- Read in the college dataset, create a separate DataFrame with STABBR as the index, and check whether the index is sorted:
>>> college = pd.read_csv('data/college.csv')
>>> college2 = college.set_index('STABBR')
>>> college2.index.is_monotonic
False
- Sort the index from college2 and store it as another object:
>>> college3 = college2.sort_index()
>>> college3.index.is_monotonic
True
- Time the selection of the state of Texas (TX) from all three DataFrames:
>>> %timeit college[college['STABBR'] == 'TX']
1.43 ms ± 53.5 µs per loop (mean ± std. dev. of 7 runs, 1000 loops each)
>>> %timeit college2.loc['TX']
526 µs ± 6.67 µs per loop (mean ± std. dev. of 7 runs, 1000 loops each)
>>> %timeit college3.loc['TX']
183 µs ± 3.67 µs per loop (mean ± std. dev. of 7 runs, 1000 loops each)
- The sorted index performs nearly an order of magnitude faster than boolean selection. Let's now turn towards unique indexes. For this, we use the institution name as the index:
>>> college_unique = college.set_index('INSTNM')
>>> college_unique.index.is_unique
True
- Let's select Stanford University with boolean indexing:
>>> college[college['INSTNM'] == 'Stanford University']
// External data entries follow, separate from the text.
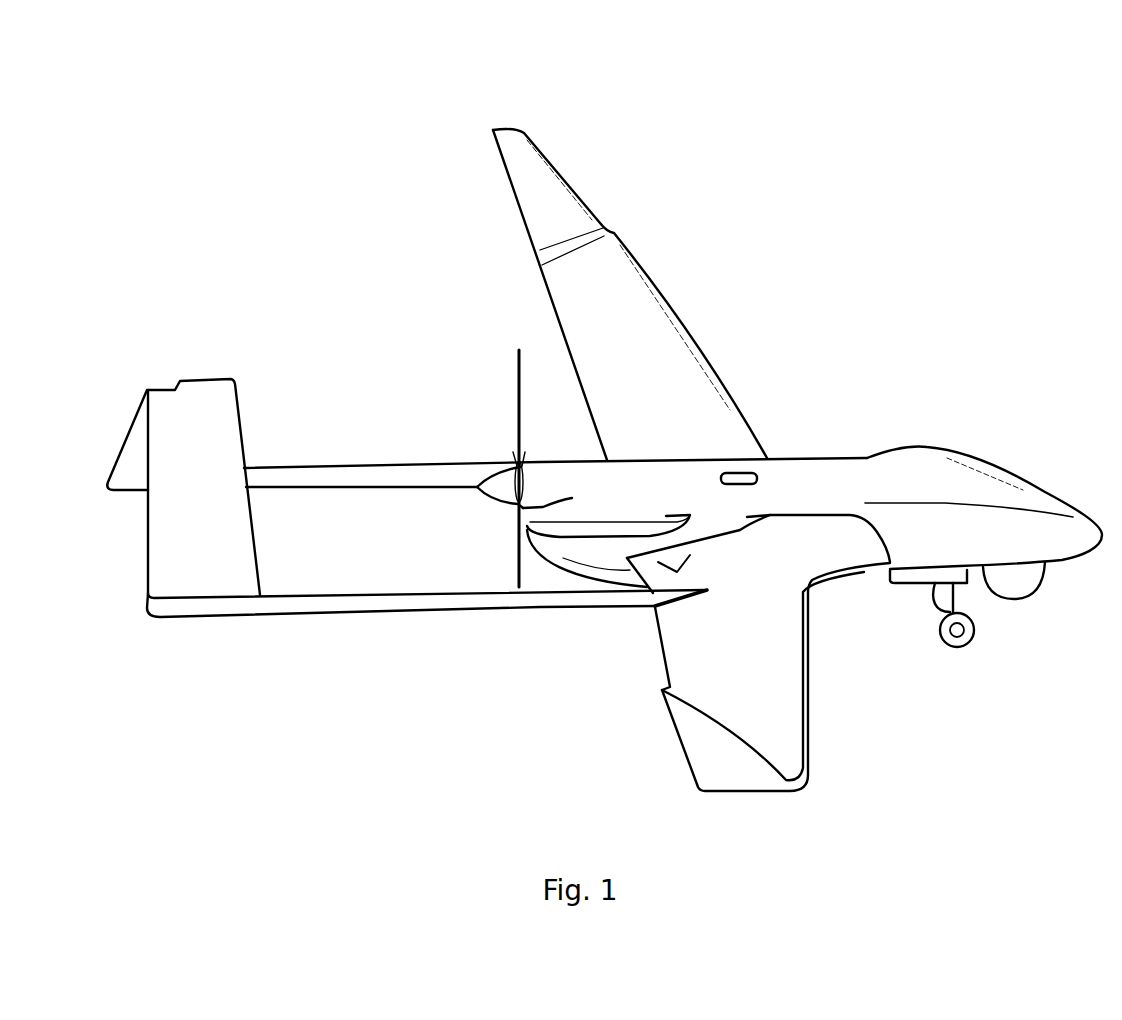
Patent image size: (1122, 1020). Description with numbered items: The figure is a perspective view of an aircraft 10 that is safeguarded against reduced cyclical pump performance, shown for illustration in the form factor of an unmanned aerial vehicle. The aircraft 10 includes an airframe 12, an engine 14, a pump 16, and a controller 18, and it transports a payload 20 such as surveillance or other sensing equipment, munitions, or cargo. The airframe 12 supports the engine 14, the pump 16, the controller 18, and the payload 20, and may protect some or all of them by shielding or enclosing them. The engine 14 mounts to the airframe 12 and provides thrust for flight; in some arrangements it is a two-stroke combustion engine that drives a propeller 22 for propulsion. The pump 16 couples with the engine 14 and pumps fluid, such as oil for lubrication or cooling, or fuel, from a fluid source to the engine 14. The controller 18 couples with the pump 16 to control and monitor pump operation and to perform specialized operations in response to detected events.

The aircraft 10 is at (365, 89).
The airframe 12 is at (877, 467).
The engine 14 is at (606, 532).
The pump 16 is at (606, 517).
The controller 18 is at (587, 558).
The payload 20 is at (799, 508).
The propeller 22 is at (485, 447).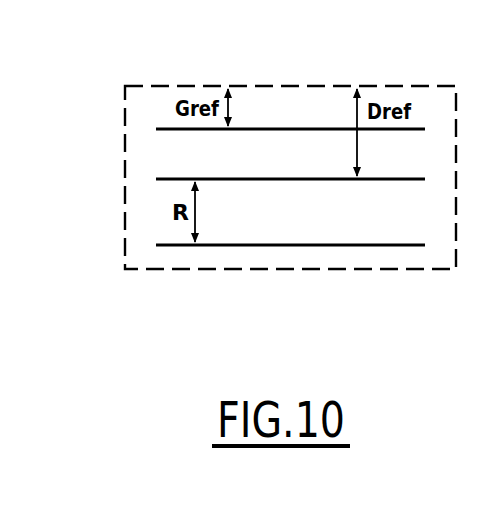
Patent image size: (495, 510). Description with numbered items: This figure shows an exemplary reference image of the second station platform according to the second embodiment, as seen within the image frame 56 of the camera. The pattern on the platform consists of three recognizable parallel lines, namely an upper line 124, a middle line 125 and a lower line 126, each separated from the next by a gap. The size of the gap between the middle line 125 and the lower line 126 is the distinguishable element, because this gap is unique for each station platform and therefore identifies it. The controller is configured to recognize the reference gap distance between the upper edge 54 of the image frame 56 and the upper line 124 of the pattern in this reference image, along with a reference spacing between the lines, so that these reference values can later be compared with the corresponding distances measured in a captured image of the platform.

- Let's select Stanford University with index selection:
>>> college_unique.loc['Stanford University']
CITY Stanford
STABBR CA
HBCU 0
...
UG25ABV 0.0401
MD_EARN_WNE_P10 86000
GRAD_DEBT_MDN_SUPP 12782
Name: Stanford University, dtype: object
- They both produce the same data, just with different objects. Let's time each approach:
>>> %timeit college[college['INSTNM'] == 'Stanford University']
1.3 ms ± 56.8 µs per loop (mean ± std. dev. of 7 runs, 1000 loops each)
>>> %timeit college_unique.loc['Stanford University']
157 µs ± 682 ns per loop (mean ± std. dev. of 7 runs, 10000 loops each)